Impuissants devant le fait accompli, la famille va se montrer résiliente. Le petit frère de Butoyi de neuf ans son cadet va rester aux petits soins de sa sœur. Sa mère est aussi un peu plus présente, elle qui doit subvenir aux besoins de la famille presque seule car son mari est aussi infirme. L’auteur du forfait lui s’est fait la belle, direction la Tanzanie.
L’accouchement était prévu pour début avril 2021 mais les choses ne sont pas bien passées. À un mois du terme, Butoyi s’est retrouvée aux prises avec d’atroces contractions. Comble de malheur, comme elle est souvent seule, l’enfant naîtra sans assistance. C’est par le plus grand des hasards que la sœur jumelle mariée de Butoyi, qui passait par là et trouvera le bébé gisant à même le sol, inerte. Grace à l’intervention des voisines l’enfant sera réanimé et conduit à l’hôpital.

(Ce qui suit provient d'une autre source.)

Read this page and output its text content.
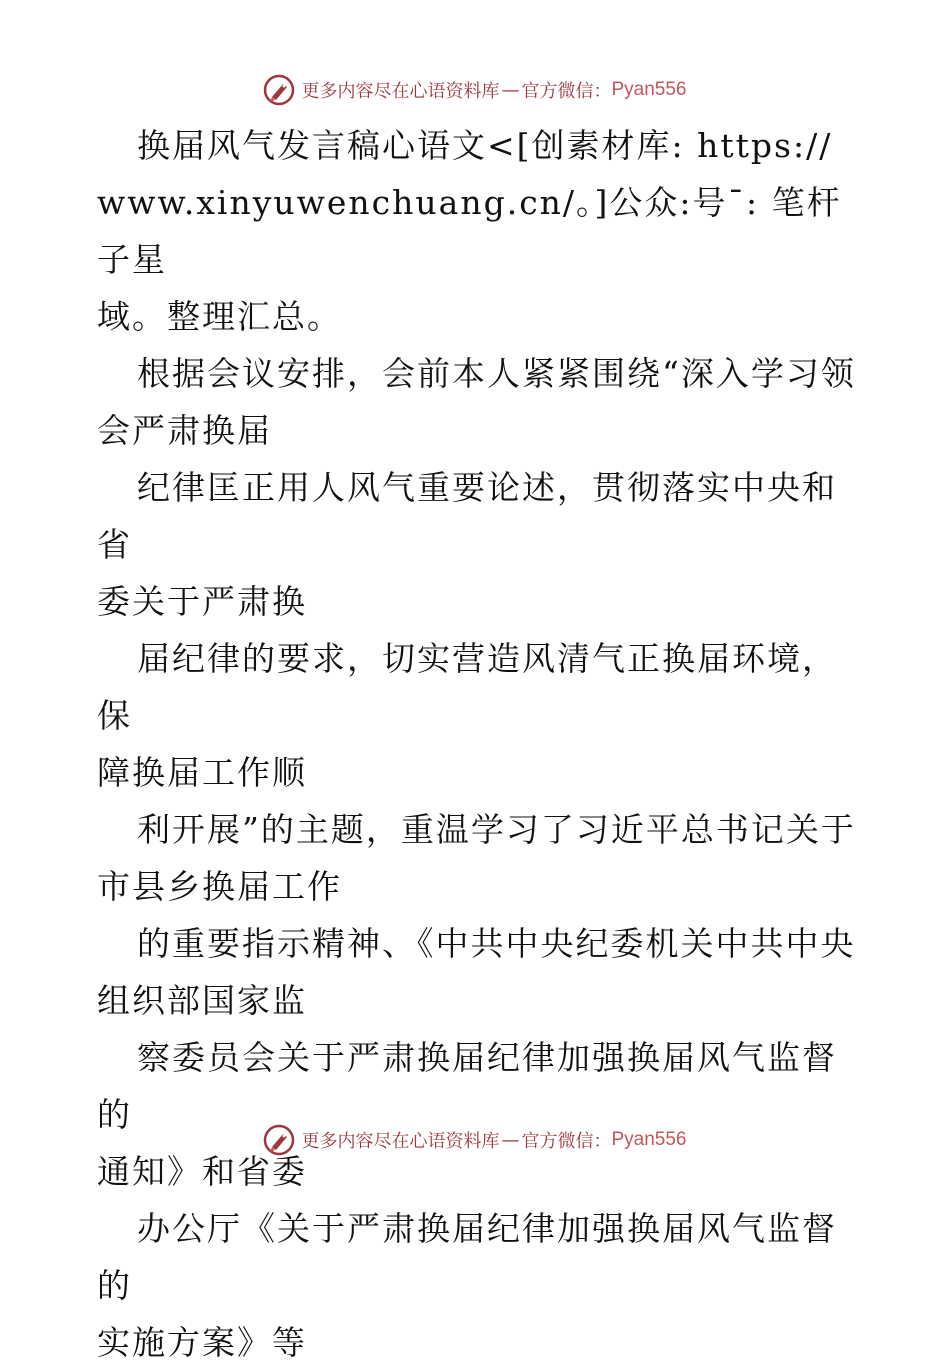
更多内容尽在心语资料库 — 官方微信： Pyan556

换届风气发言稿心语文<[创素材库: https://
www.xinyuwenchuang.cn/。]公众:号¯: 笔杆子星
域。整理汇总。

根据会议安排，会前本人紧紧围绕“深入学习领
会严肃换届

纪律匡正用人风气重要论述，贯彻落实中央和省
委关于严肃换

届纪律的要求，切实营造风清气正换届环境，保
障换届工作顺

利开展”的主题，重温学习了习近平总书记关于
市县乡换届工作

的重要指示精神、《中共中央纪委机关中共中央
组织部国家监

察委员会关于严肃换届纪律加强换届风气监督的
通知》和省委

办公厅《关于严肃换届纪律加强换届风气监督的
实施方案》等

更多内容尽在心语资料库 — 官方微信： Pyan556
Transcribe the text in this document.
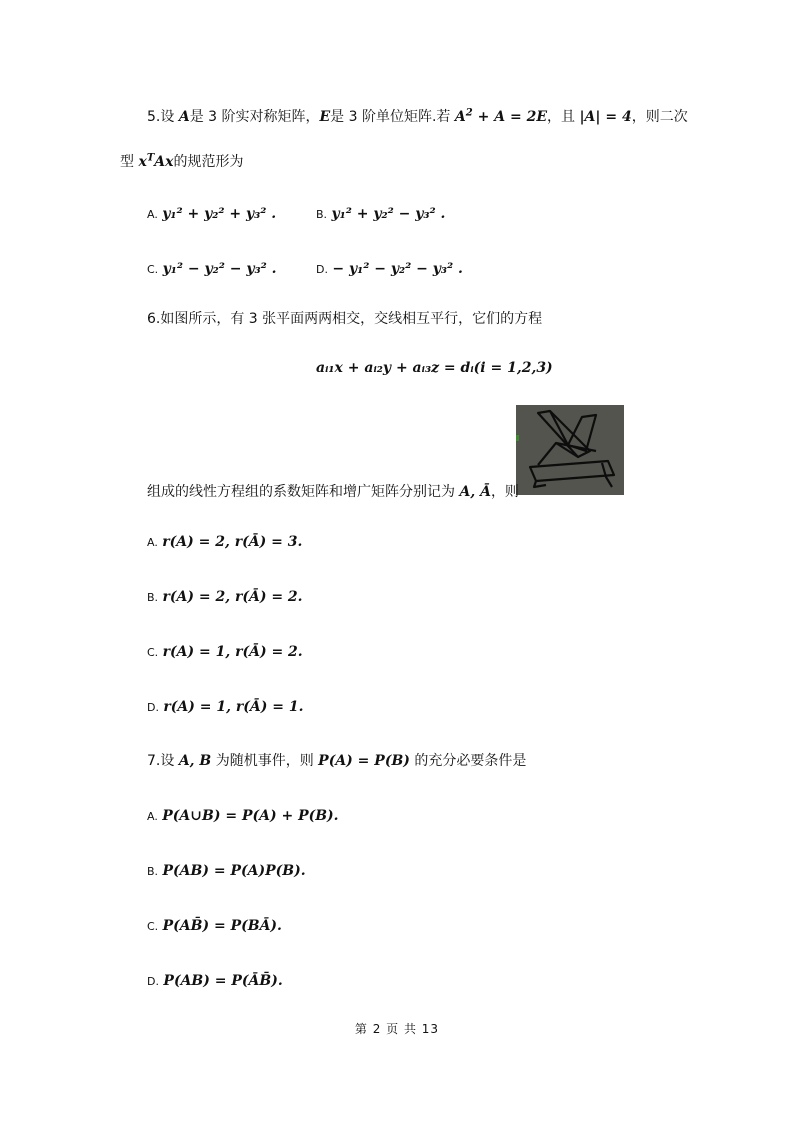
5.设 A是 3 阶实对称矩阵，E是 3 阶单位矩阵.若 $A^2 + A = 2E$，且 |A| = 4，则二次
型 $x^TAx$的规范形为
A. y₁² + y₂² + y₃² .	B. y₁² + y₂² − y₃² .
C. y₁² − y₂² − y₃² .	D. − y₁² − y₂² − y₃² .
6.如图所示，有 3 张平面两两相交，交线相互平行，它们的方程
aᵢ₁x + aᵢ₂y + aᵢ₃z = dᵢ(i = 1,2,3)
组成的线性方程组的系数矩阵和增广矩阵分别记为 A, Ā，则
A. r(A) = 2, r(Ā) = 3.
B. r(A) = 2, r(Ā) = 2.
C. r(A) = 1, r(Ā) = 2.
D. r(A) = 1, r(Ā) = 1.
7.设 A, B 为随机事件，则 P(A) = P(B) 的充分必要条件是
A. P(A∪B) = P(A) + P(B).
B. P(AB) = P(A)P(B).
C. P(AB̄) = P(BĀ).
D. P(AB) = P(ĀB̄).
第 2 页 共 13
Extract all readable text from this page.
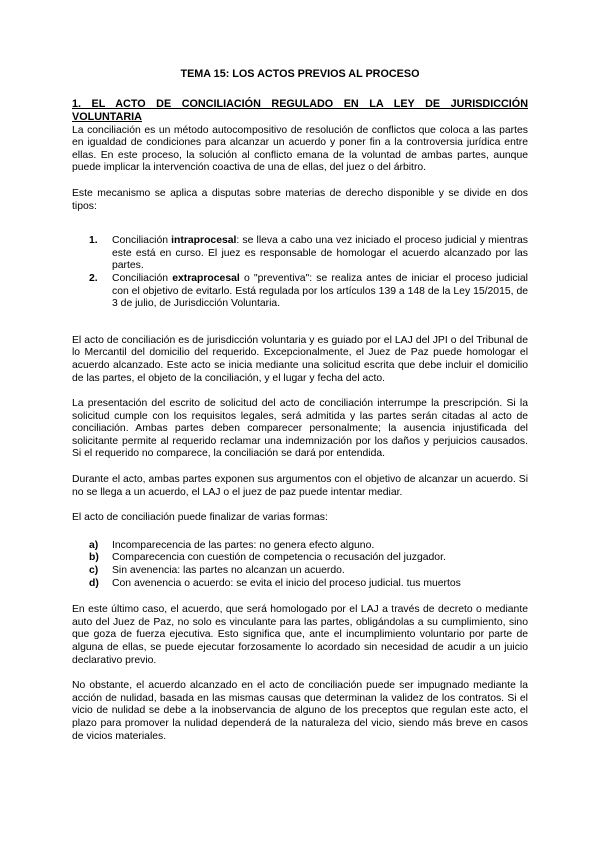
TEMA 15: LOS ACTOS PREVIOS AL PROCESO
1. EL ACTO DE CONCILIACIÓN REGULADO EN LA LEY DE JURISDICCIÓN
VOLUNTARIA

La conciliación es un método autocompositivo de resolución de conflictos que coloca a las partes en igualdad de condiciones para alcanzar un acuerdo y poner fin a la controversia jurídica entre ellas. En este proceso, la solución al conflicto emana de la voluntad de ambas partes, aunque puede implicar la intervención coactiva de una de ellas, del juez o del árbitro.

Este mecanismo se aplica a disputas sobre materias de derecho disponible y se divide en dos tipos:

1. Conciliación intraprocesal: se lleva a cabo una vez iniciado el proceso judicial y mientras este está en curso. El juez es responsable de homologar el acuerdo alcanzado por las partes.
2. Conciliación extraprocesal o "preventiva": se realiza antes de iniciar el proceso judicial con el objetivo de evitarlo. Está regulada por los artículos 139 a 148 de la Ley 15/2015, de 3 de julio, de Jurisdicción Voluntaria.

El acto de conciliación es de jurisdicción voluntaria y es guiado por el LAJ del JPI o del Tribunal de lo Mercantil del domicilio del requerido. Excepcionalmente, el Juez de Paz puede homologar el acuerdo alcanzado. Este acto se inicia mediante una solicitud escrita que debe incluir el domicilio de las partes, el objeto de la conciliación, y el lugar y fecha del acto.

La presentación del escrito de solicitud del acto de conciliación interrumpe la prescripción. Si la solicitud cumple con los requisitos legales, será admitida y las partes serán citadas al acto de conciliación. Ambas partes deben comparecer personalmente; la ausencia injustificada del solicitante permite al requerido reclamar una indemnización por los daños y perjuicios causados. Si el requerido no comparece, la conciliación se dará por entendida.

Durante el acto, ambas partes exponen sus argumentos con el objetivo de alcanzar un acuerdo. Si no se llega a un acuerdo, el LAJ o el juez de paz puede intentar mediar.

El acto de conciliación puede finalizar de varias formas:

a) Incomparecencia de las partes: no genera efecto alguno.
b) Comparecencia con cuestión de competencia o recusación del juzgador.
c) Sin avenencia: las partes no alcanzan un acuerdo.
d) Con avenencia o acuerdo: se evita el inicio del proceso judicial. tus muertos

En este último caso, el acuerdo, que será homologado por el LAJ a través de decreto o mediante auto del Juez de Paz, no solo es vinculante para las partes, obligándolas a su cumplimiento, sino que goza de fuerza ejecutiva. Esto significa que, ante el incumplimiento voluntario por parte de alguna de ellas, se puede ejecutar forzosamente lo acordado sin necesidad de acudir a un juicio declarativo previo.

No obstante, el acuerdo alcanzado en el acto de conciliación puede ser impugnado mediante la acción de nulidad, basada en las mismas causas que determinan la validez de los contratos. Si el vicio de nulidad se debe a la inobservancia de alguno de los preceptos que regulan este acto, el plazo para promover la nulidad dependerá de la naturaleza del vicio, siendo más breve en casos de vicios materiales.
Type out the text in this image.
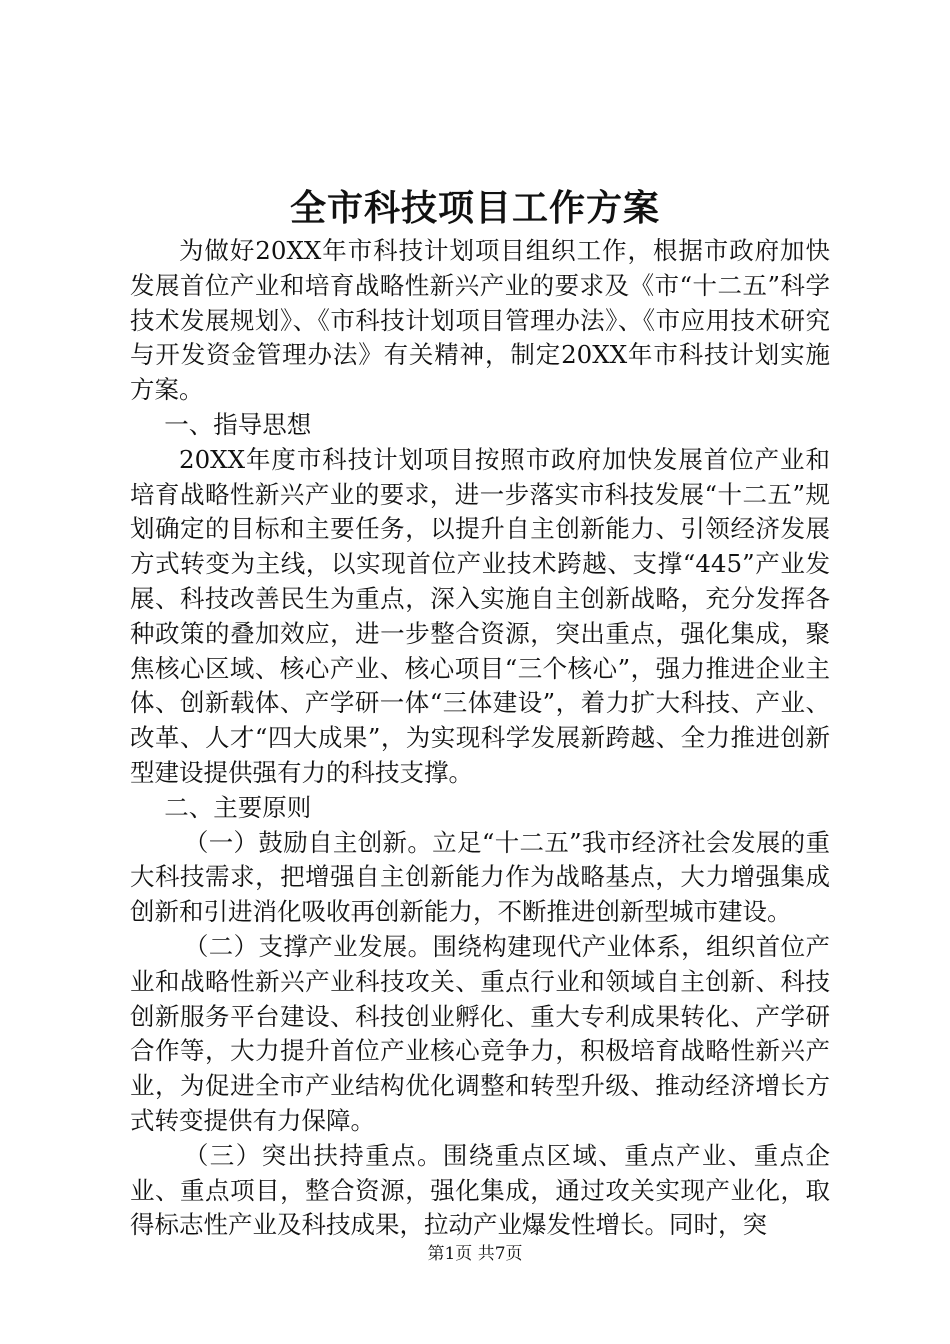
全市科技项目工作方案

为做好20XX年市科技计划项目组织工作，根据市政府加快发展首位产业和培育战略性新兴产业的要求及《市“十二五”科学技术发展规划》、《市科技计划项目管理办法》、《市应用技术研究与开发资金管理办法》有关精神，制定20XX年市科技计划实施方案。

一、指导思想

20XX年度市科技计划项目按照市政府加快发展首位产业和培育战略性新兴产业的要求，进一步落实市科技发展“十二五”规划确定的目标和主要任务，以提升自主创新能力、引领经济发展方式转变为主线，以实现首位产业技术跨越、支撑“445”产业发展、科技改善民生为重点，深入实施自主创新战略，充分发挥各种政策的叠加效应，进一步整合资源，突出重点，强化集成，聚焦核心区域、核心产业、核心项目“三个核心”，强力推进企业主体、创新载体、产学研一体“三体建设”，着力扩大科技、产业、改革、人才“四大成果”，为实现科学发展新跨越、全力推进创新型建设提供强有力的科技支撑。

二、主要原则

（一）鼓励自主创新。立足“十二五”我市经济社会发展的重大科技需求，把增强自主创新能力作为战略基点，大力增强集成创新和引进消化吸收再创新能力，不断推进创新型城市建设。

（二）支撑产业发展。围绕构建现代产业体系，组织首位产业和战略性新兴产业科技攻关、重点行业和领域自主创新、科技创新服务平台建设、科技创业孵化、重大专利成果转化、产学研合作等，大力提升首位产业核心竞争力，积极培育战略性新兴产业，为促进全市产业结构优化调整和转型升级、推动经济增长方式转变提供有力保障。

（三）突出扶持重点。围绕重点区域、重点产业、重点企业、重点项目，整合资源，强化集成，通过攻关实现产业化，取得标志性产业及科技成果，拉动产业爆发性增长。同时，突

第1页 共7页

Mais malheureusement, il ne vivra qu’une petite semaine. Ne pouvant pas téter, il était nourri grâce aux bractées de bourgeons mâles des bananiers, umwanana, la famille ne pouvant pas se procurer un biberon. Butoyi elle, a développé une phobie envers les hommes. « Je me sens très mal dans ma peau. Quand je vois un homme, j’ai l’impression qu’il va me violer », susurre l’infortunée.